(1) Frans geschiedschrijver (kasteel Villehardouin, bij Bar-sur-Aube, ca 1160-in Thracië, 1212), voerde sinds 1191 de titel van „maréchal de Champagne” en vatte in 1199 met zijn heer Thibaut III van Champagne het plan op om naar het Heilige Land te trekken. Hij nam deel aan de bestorming van Constantinopel en verbleef tot zijn dood in het Latijnse Keizerrijk.
Op grond van zijn militaire en politieke verdiensten werd hij begiftigd met de titel van „grand maréchal de Roumanie”. Deze strenge en ernstige krijgsman, diplomaat en redenaar, schreef het eerste belangrijke Oudfranse geschiedwerk in proza, La Conquête de Constantinople, waarvan de eenvoudige en duidelijke stijl aan de chansons de geste herinnert. Het eigenlijke doel was het beleid van de vierde Kruistocht te verdedigen. Villehardouin, die in nauw contact stond met de hoofdleiders en uitstekend geïnformeerd was, geeft in zijn werk alleen de grote lijnen aan van het verloop van de tocht en wordt op gelukkige wijze aangevuld door de Estoire de chiaus qui conquisent Constantinople van Robert de Clari, die meer op bijzonderheden ingaat.PROF. DR L. KUKENHEIM EZN
Bibl.: uitg. met vert. in modern Fr. d. N. de Wailly (1872, meerm. herdr.), d. E. Bouchet (1891) en d. E. Faral (1938-1939, Glass. de l'Hist. de Fr., 18-19); uittreksels o.a. in G.
Paris en A. Jeanroy, Extraits des Chroniqueurs fr. (16de dr., 1932) en in A. Pauphilet en E. Pognon, Historiens et Chroniqueurs du M.-A. (1938, 2de vermeerd. dr. 1952).
Lit.: Jean Longnon, Recherches sur la vie de G. de V. (Paris 1939, Bibl. Ecole des H. Etudes, fase. 276); E. Faral, Inl. v. z. uitg. v. V.; Sainte-Beuve, G. de V., Causeries du Lundi, 3de uitg., t. IX (1886); A.
Pauphilet, Robert de Clari et V., Mélanges A. Jeanroy (1928); E. Faral, G. de V., la question de sa sincérité, Rev. hist. t. 177 (1936); Jean Frappier, Les discours dans la Chron. de V., in: Mélanges M. Roques (1946).

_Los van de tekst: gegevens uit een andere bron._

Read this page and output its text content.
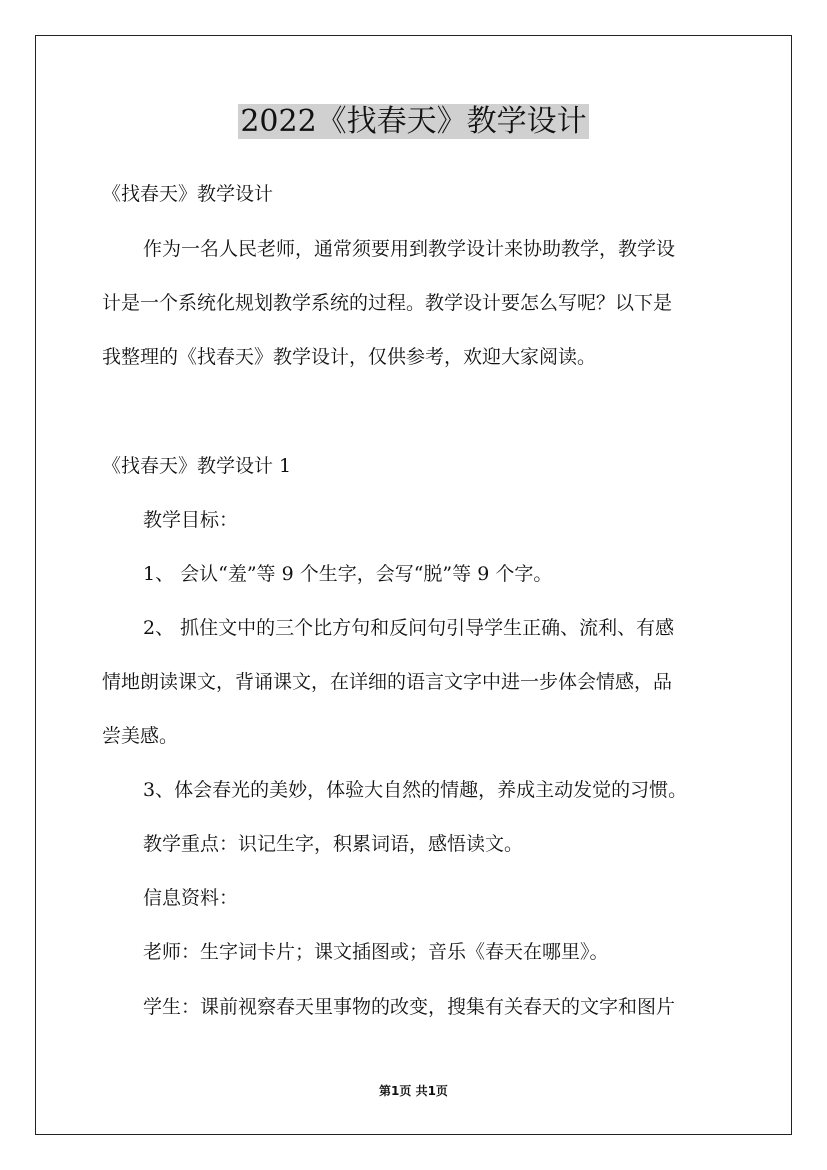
2022《找春天》教学设计
《找春天》教学设计
作为一名人民老师，通常须要用到教学设计来协助教学，教学设
计是一个系统化规划教学系统的过程。教学设计要怎么写呢？以下是
我整理的《找春天》教学设计，仅供参考，欢迎大家阅读。
《找春天》教学设计 1
教学目标：
1、 会认“羞”等 9 个生字，会写“脱”等 9 个字。
2、 抓住文中的三个比方句和反问句引导学生正确、流利、有感
情地朗读课文，背诵课文，在详细的语言文字中进一步体会情感，品
尝美感。
3、体会春光的美妙，体验大自然的情趣，养成主动发觉的习惯。
教学重点：识记生字，积累词语，感悟读文。
信息资料：
老师：生字词卡片；课文插图或；音乐《春天在哪里》。
学生：课前视察春天里事物的改变，搜集有关春天的文字和图片
第1页 共1页
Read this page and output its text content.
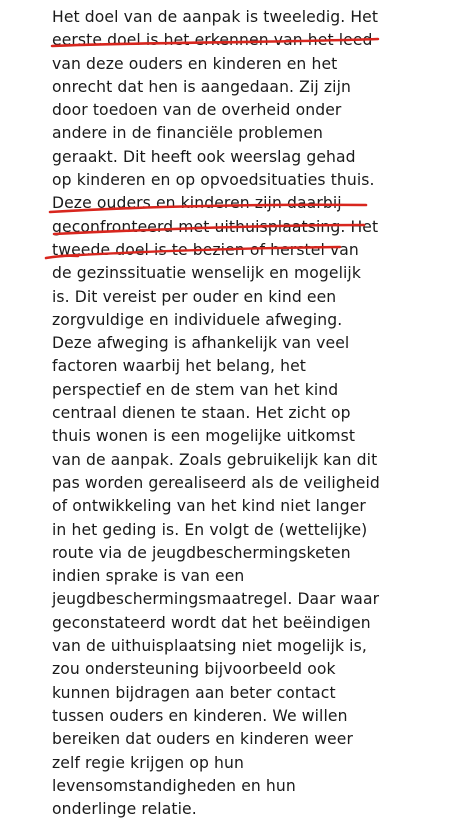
Het doel van de aanpak is tweeledig. Het
eerste doel is het erkennen van het leed
van deze ouders en kinderen en het
onrecht dat hen is aangedaan. Zij zijn
door toedoen van de overheid onder
andere in de financiële problemen
geraakt. Dit heeft ook weerslag gehad
op kinderen en op opvoedsituaties thuis.
Deze ouders en kinderen zijn daarbij
geconfronteerd met uithuisplaatsing. Het
tweede doel is te bezien of herstel van
de gezinssituatie wenselijk en mogelijk
is. Dit vereist per ouder en kind een
zorgvuldige en individuele afweging.
Deze afweging is afhankelijk van veel
factoren waarbij het belang, het
perspectief en de stem van het kind
centraal dienen te staan. Het zicht op
thuis wonen is een mogelijke uitkomst
van de aanpak. Zoals gebruikelijk kan dit
pas worden gerealiseerd als de veiligheid
of ontwikkeling van het kind niet langer
in het geding is. En volgt de (wettelijke)
route via de jeugdbeschermingsketen
indien sprake is van een
jeugdbeschermingsmaatregel. Daar waar
geconstateerd wordt dat het beëindigen
van de uithuisplaatsing niet mogelijk is,
zou ondersteuning bijvoorbeeld ook
kunnen bijdragen aan beter contact
tussen ouders en kinderen. We willen
bereiken dat ouders en kinderen weer
zelf regie krijgen op hun
levensomstandigheden en hun
onderlinge relatie.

(2) prins van Achaia of Morea (gest. 1218), oomzegger van de vorige, veroverde na de stichting van het Latijnse Keizerrijk, te zamen met de eveneens uit Champagne afkomstige Guillaume de Champlitte, aan het hoofd van enkele honderden ruiters in de jaren 1205-1207 het grootste gedeelte van de Peloponnesus (Achaia of Morea).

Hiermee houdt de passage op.